Um homem de método

O Nogueira é um homem de método. Ele é assim. Se as coisas funcionam de um jeito, assim devem ser feitas as coisas. É método para fazer compras. Método para vender carro, método para escolher prato em restaurante. E assim vai. Para ele, a vida assim fica mais fácil. Há muitos anos, ele descobriu um método sueco para lidar com mulher. No princípio, desconfiou daquilo. Mas, do jeito que é, resolveu mandar bala. E mandou.

Ele inicia com uma fase de exploração que, segundo diz, leva à descoberta, que chama de platô inicial. Da descoberta, ele naturalmente vai percorrer os meandros do prazer, levado pelas circunstâncias do acaso. Nesse ponto, o Nogueira modificou um pouco o método. Interfere com as circunstâncias do acaso. Usa uns incensos. Velas. Flores.
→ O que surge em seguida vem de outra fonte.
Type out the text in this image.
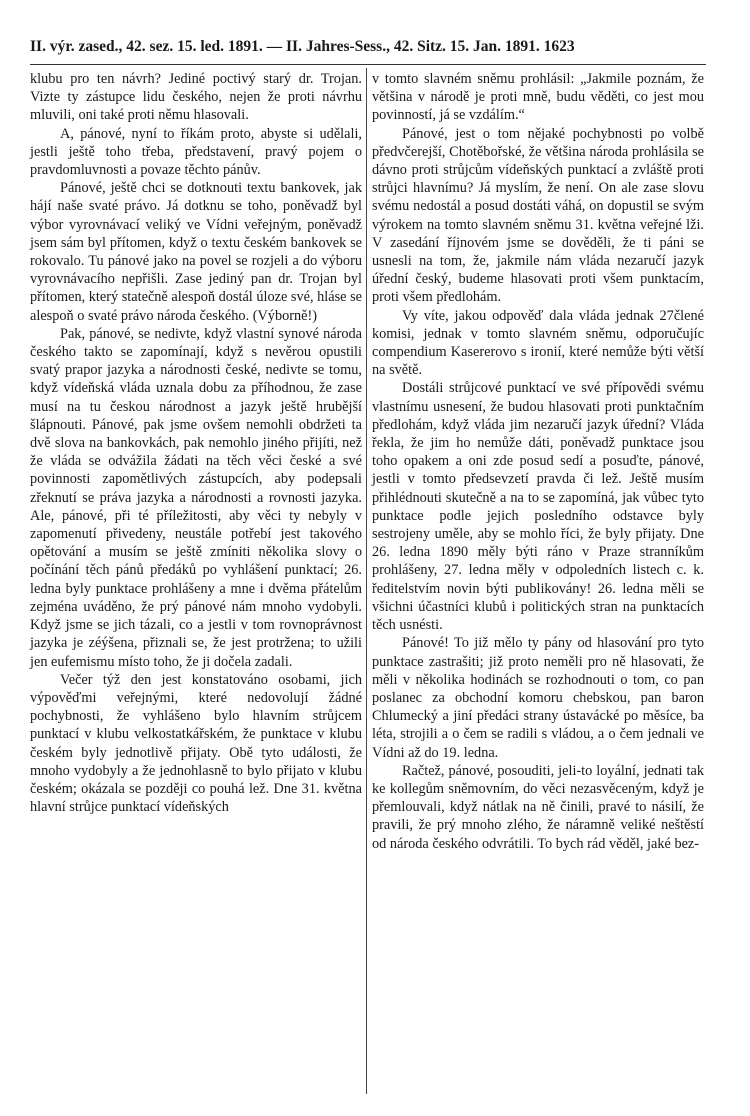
II. výr. zased., 42. sez. 15. led. 1891. — II. Jahres-Sess., 42. Sitz. 15. Jan. 1891. 1623

klubu pro ten návrh? Jediné poctivý starý dr. Trojan. Vizte ty zástupce lidu českého, nejen že proti návrhu mluvili, oni také proti němu hlasovali.

A, pánové, nyní to říkám proto, abyste si udělali, jestli ještě toho třeba, představení, pravý pojem o pravdomluvnosti a povaze těchto pánův.

Pánové, ještě chci se dotknouti textu bankovek, jak hájí naše svaté právo. Já dotknu se toho, poněvadž byl výbor vyrovnávací veliký ve Vídni veřejným, poněvadž jsem sám byl přítomen, když o textu českém bankovek se rokovalo. Tu pánové jako na povel se rozjeli a do výboru vyrovnávacího nepřišli. Zase jediný pan dr. Trojan byl přítomen, který statečně alespoň dostál úloze své, hlásе se alespoň o svaté právo národa českého. (Výborně!)

Pak, pánové, se nedivte, když vlastní synové národa českého takto se zapomínají, když s nevěrou opustili svatý prapor jazyka a národnosti české, nedivte se tomu, když vídeňská vláda uznala dobu za příhodnou, že zase musí na tu českou národnost a jazyk ještě hrubější šlápnouti. Pánové, pak jsme ovšem nemohli obdržeti ta dvě slova na bankovkách, pak nemohlo jiného přijíti, než že vláda se odvážila žádati na těch věci české a své povinnosti zapomětlivých zástupcích, aby podepsali zřeknutí se práva jazyka a národnosti a rovnosti jazyka. Ale, pánové, při té příležitosti, aby věci ty nebyly v zapomenutí přivedeny, neustále potřebí jest takového opětování a musím se ještě zmíniti několika slovy o počínání těch pánů předáků po vyhlášení punktací; 26. ledna byly punktace prohlášeny a mne i dvěma přátelům zejména uváděno, že prý pánové nám mnoho vydobyli. Když jsme se jich tázali, co a jestli v tom rovnoprávnost jazyka je zéýšena, přiznali se, že jest protržena; to užili jen eufemismu místo toho, že ji dočela zadali.

Večer týž den jest konstatováno osobami, jich výpověďmi veřejnými, které nedovolují žádné pochybnosti, že vyhlášeno bylo hlavním strůjcem punktací v klubu velkostatkářském, že punktace v klubu českém byly jednotlivě přijaty. Obě tyto události, že mnoho vydobyly a že jednohlasně to bylo přijato v klubu českém; okázala se později co pouhá lež. Dne 31. května hlavní strůjce punktací vídeňských

v tomto slavném sněmu prohlásil: „Jakmile poznám, že většina v národě je proti mně, budu věděti, co jest mou povinností, já se vzdálím.“

Pánové, jest o tom nějaké pochybnosti po volbě předvčerejší, Chotěbořské, že většina národa prohlásila se dávno proti strůjcům vídeňských punktací a zvláště proti strůjci hlavnímu? Já myslím, že není. On ale zase slovu svému nedostál a posud dostáti váhá, on dopustil se svým výrokem na tomto slavném sněmu 31. května veřejné lži. V zasedání říjnovém jsme se dověděli, že ti páni se usnesli na tom, že, jakmile nám vláda nezaručí jazyk úřední český, budeme hlasovati proti všem punktacím, proti všem předlohám.

Vy víte, jakou odpověď dala vláda jednak 27člené komisi, jednak v tomto slavném sněmu, odporučujíc compendium Kasererovo s ironií, které nemůže býti větší na světě.

Dostáli strůjcové punktací ve své přípovědi svému vlastnímu usnesení, že budou hlasovati proti punktačním předlohám, když vláda jim nezaručí jazyk úřední? Vláda řekla, že jim ho nemůže dáti, poněvadž punktace jsou toho opakem a oni zde posud sedí a posuďte, pánové, jestli v tomto předsevzetí pravda či lež. Ještě musím přihlédnouti skutečně a na to se zapomíná, jak vůbec tyto punktace podle jejich posledního odstavce byly sestrojeny uměle, aby se mohlo říci, že byly přijaty. Dne 26. ledna 1890 měly býti ráno v Praze stranníkům prohlášeny, 27. ledna měly v odpoledních listech c. k. ředitelstvím novin býti publikovány! 26. ledna měli se všichni účastníci klubů i politických stran na punktacích těch usnésti.

Pánové! To již mělo ty pány od hlasování pro tyto punktace zastrašiti; již proto neměli pro ně hlasovati, že měli v několika hodinách se rozhodnouti o tom, co pan poslanec za obchodní komoru chebskou, pan baron Chlumecký a jiní předáci strany ústavácké po měsíce, ba léta, strojili a o čem se radili s vládou, a o čem jednali ve Vídni až do 19. ledna.

Račtež, pánové, posouditi, jeli-to loyální, jednati tak ke kollegům sněmovním, do věci nezasvěceným, když je přemlouvali, když nátlak na ně činili, pravé to násilí, že pravili, že prý mnoho zlého, že náramně veliké neštěstí od národa českého odvrátili. To bych rád věděl, jaké bez-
Desse mundo dos prazeres resulta, inevitavelmente, a repetição que, segundo o método, não deve ser vista como algo negativo. Pelo contrário. É na repetição que se encontra o aperfeiçoamento e daí a maestria. Que é muito positiva. E mais. Dessa maestria resulta a possibilidade de descobrir novas habilidades. Um mundo totalmente novo.

Do desfrute das novas possibilidades, assegura o Nogueira, resulta a confiança. Tônico inigualável para o espírito. E dessa confiança emerge naturalmente o reforço da autoestima que, diz o Nogueira, é essencial. Sobretudo nas questões de mulher. É essa autoestima robusta que leva então ao cume, ao ápice, ao sentimento de segurança. Essencial à condição humana.

É com essa segurança que o Nogueira vai às novas explorações, então, com outras mulheres. Também aí, uma adaptação do Nogueira que deu muito certo. Foi assim que meu amigo pulou de galho em galho por bem uns 15 anos.

Em 2007, ele conheceu uma morena beirando os 40. Bonita e simpática. Inteligente. No princípio, o Nogueira até assustou. Pensou: Aí tem coisa! Mas, distraído, deixou-se levar.

Foi muito bem na exploração. Sem pressa chegou à descoberta e, com grande serenidade, chegou aos meandros do prazer. As coisas, como previsto, começaram a se repetir, mas ele, aderente ao método, se dedicou à maestria. Daí, como esperado, surgiu a necessidade de novas habilidades e os decorrentes ganhos. Veio naturalmente a confiança e, portanto, o reforço da autoestima. Não surpreendentemente, adveio inigualável sensação de segurança. Sentimento maior do ser humano.

Foi aí, nesse estágio superior que, inesperadamente, ele descobriu o amor. Foi aí também – curioso mundo – que a tal morena quebrou as pernas do Nogueira. Fez dele gato e sapato. Jogou o Nogueira na sarjeta e pisoteou. Acabou com a autoestima do homem. Mandou o macanudo para o ralo. Ele ficou um trapo. E, o pior, ela não largou dele. Tripudiou. Dava dó ver as olheiras do Nogueira. Nem comer comia. O corpo, então, era um fiapo.

Por três anos, ele ficou nesse fundo do poço. Nem podia ouvir falar em método. Mulher, então, nem pensar. Assustado, buscava respostas no além. Às vezes, achava que ela havia sido enviada pelas outras, que ele deixara pelo caminho. Outras vezes, achava que ela tinha parte com o Demo propriamente dito. Um desgosto.

No dia 15 de junho de 2010 – coisa mais triste -, ele sentou-se só com o vizinho para assistir à abertura da Copa do Mundo. Na primeira imagem de abertura, ele já se emocionou com o estádio cheio, as bandeiras coloridas e a comovente alegria dos afro-destituídos. Sentiu um irrefreável impulso de congraçamento. Então – Virgem Santíssima – entra a Shakira. Esvoaçante. Cantando Waka Waka e dançando descalça. Ah, o bamboleante corpo louro-mouro-latino! Bateu uma inesperada, mas imperiosa, vontade de confraternizar também com a Shakira. Aquilo foi coisa forte que pegou o Nogueira pelos grãos mesmo. Ele sarou na hora. Instantaneamente. Um milagre.

Na mesma noite, saiu com a Dolores, uma costureira colombiana que fazia a barra de suas calças. Sarado de tudo, partiu para fase um. Exploração.

*Engenheiro civil, professor titular da Escola Politécnica da USP. Dedica-se também à literatura.